The Torah repeats three times that it is forbidden to cook a kid in its mother's milk (Ex. 23:19,34:26; Deut. 13:21). The repetition tells us that not only is the cooking forbidden, but so is eating or deriving benefit from the cooked mixture (87:1). These Biblical prohibitions apply to the meat or milk of any kosher BEHEMAH (87:2-3). The sages prohibited eating mixtures of the meat and milk of any kosher animal, or of meat and human milk, or of milk and the flesh of kosher birds, but mixtures of milk with kosher fish or locusts are permitted (87:3-4). Cooking any type of meat in any type of milk is forbidden for appearance's sake (see 87:4).

Biblically, "cooking" must involve a fire, but the sages extended it to include other types of cooking (87:6;91:8). "Meat" includes edible body parts (87:7,11) and unlaid eggs unless they are fully developed (87:5). "Milk" includes edible milk products (87:6,8-9). An animal's udder should not be cooked in a pot or roasted with other meat, or even roasted by itself unless the milk has been squeezed out of it, but once this has been done it is like other meat (90:1-4).

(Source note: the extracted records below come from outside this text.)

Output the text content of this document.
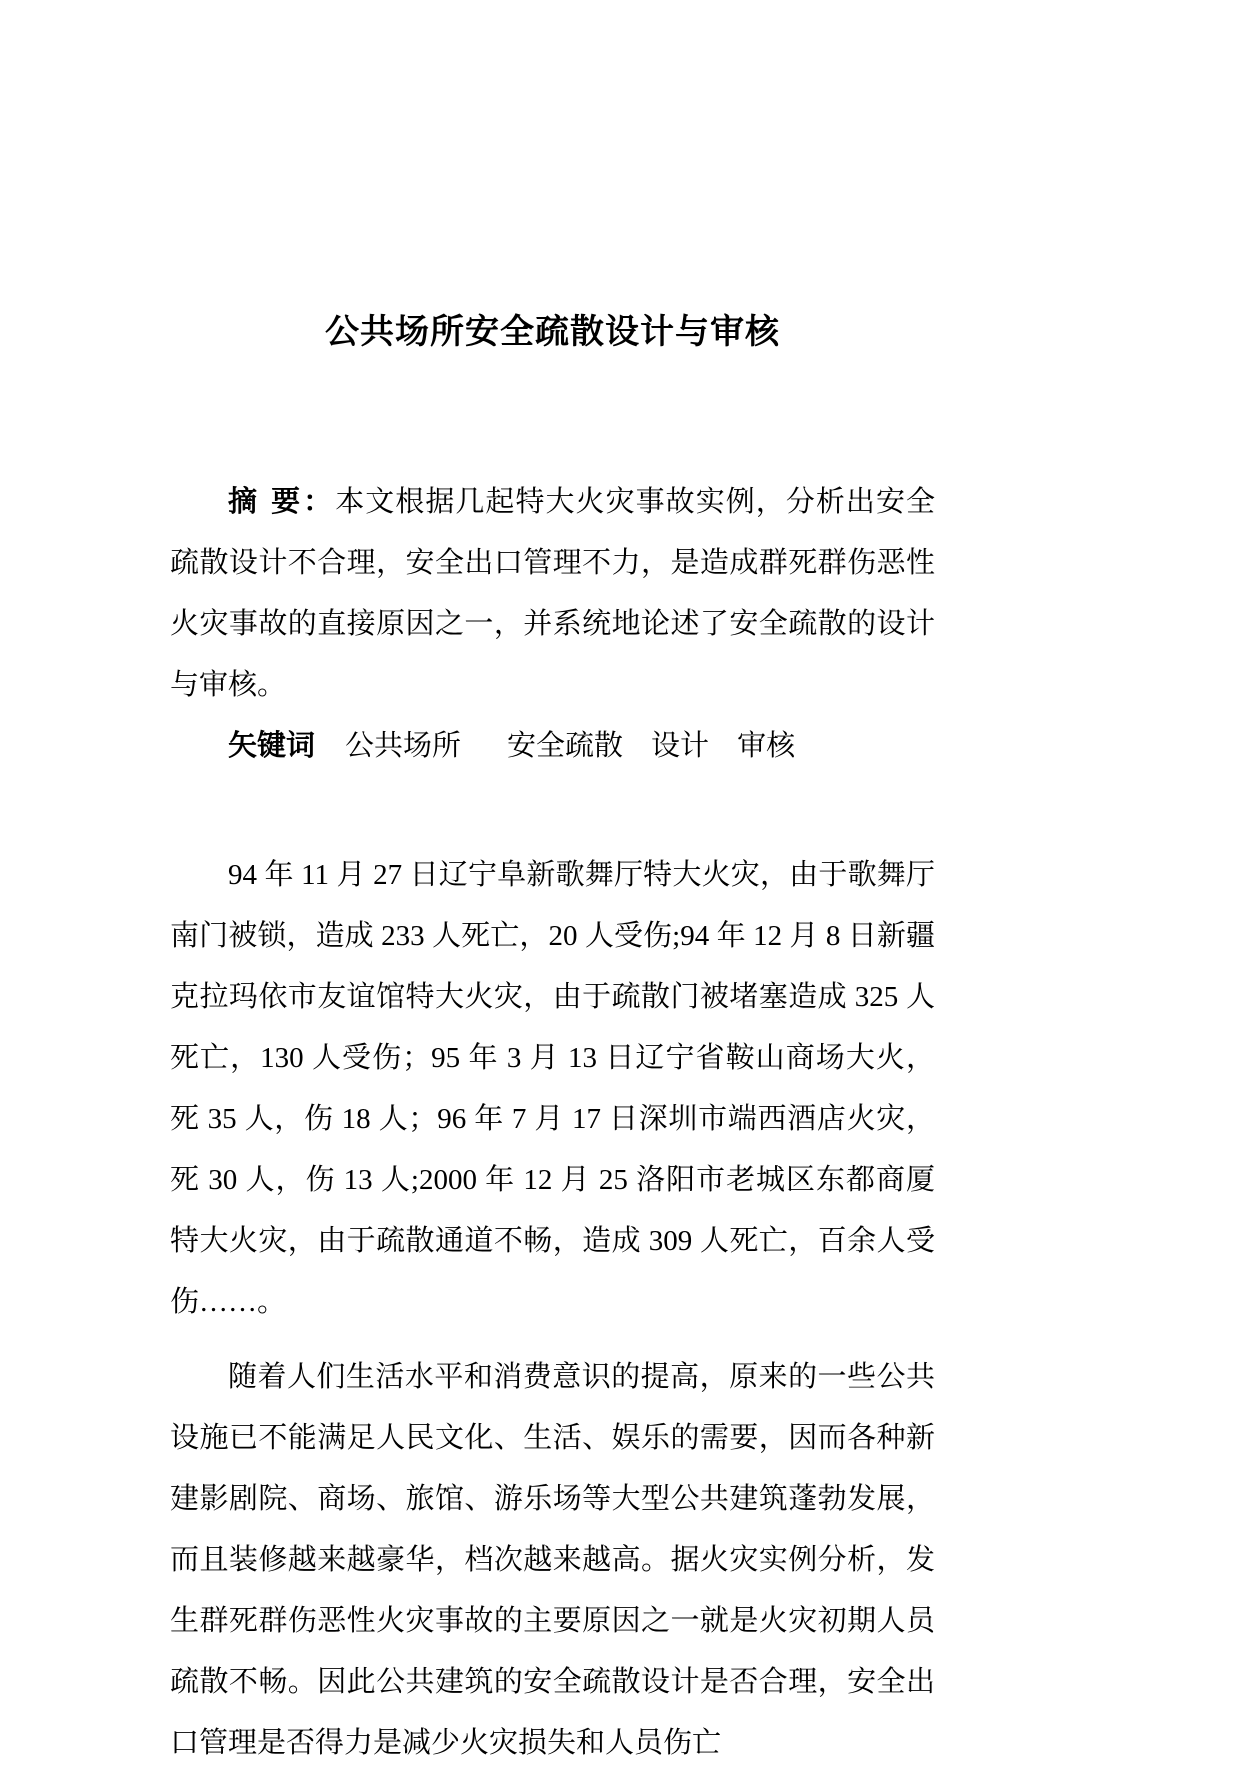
公共场所安全疏散设计与审核

摘 要：本文根据几起特大火灾事故实例，分析出安全疏散设计不合理，安全出口管理不力，是造成群死群伤恶性火灾事故的直接原因之一，并系统地论述了安全疏散的设计与审核。

矢键词 公共场所 安全疏散 设计 审核

94 年 11 月 27 日辽宁阜新歌舞厅特大火灾，由于歌舞厅南门被锁，造成 233 人死亡，20 人受伤;94 年 12 月 8 日新疆克拉玛依市友谊馆特大火灾，由于疏散门被堵塞造成 325 人死亡，130 人受伤；95 年 3 月 13 日辽宁省鞍山商场大火，死 35 人，伤 18 人；96 年 7 月 17 日深圳市端西酒店火灾，死 30 人，伤 13 人;2000 年 12 月 25 洛阳市老城区东都商厦特大火灾，由于疏散通道不畅，造成 309 人死亡，百余人受伤……。

随着人们生活水平和消费意识的提高，原来的一些公共设施已不能满足人民文化、生活、娱乐的需要，因而各种新建影剧院、商场、旅馆、游乐场等大型公共建筑蓬勃发展，而且装修越来越豪华，档次越来越高。据火灾实例分析，发生群死群伤恶性火灾事故的主要原因之一就是火灾初期人员疏散不畅。因此公共建筑的安全疏散设计是否合理，安全出口管理是否得力是减少火灾损失和人员伤亡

Meat and milk products must not both be put on a table where people are eating if there is a chance that someone may eat from both of them (88:1-2). Storing them together, or storing either of them near food that may be eaten in combination with the other, should be avoided (see 88:1; 91:1;95:5-6). A person has eaten or chewed meat must not eat milk products at the same meal; it is customary to wait six hours before doing so, and traces of meat remaining on the hands or mouth must also be removed (89:1). According to most authorities a person who has eaten milk products may eat meat immediately provided there are no traces on his hands or mouth or on the table (89:2-4). It is customary to extend these prohibitions to foods that contain meat or milk, but not to foods that have been cooked in utensils in which meat or milk has been cooked (89:3;95:1). Bread should not be baked with ingredients derived from meat or milk unless there is no danger that it will be eaten with milk or meat (97:1).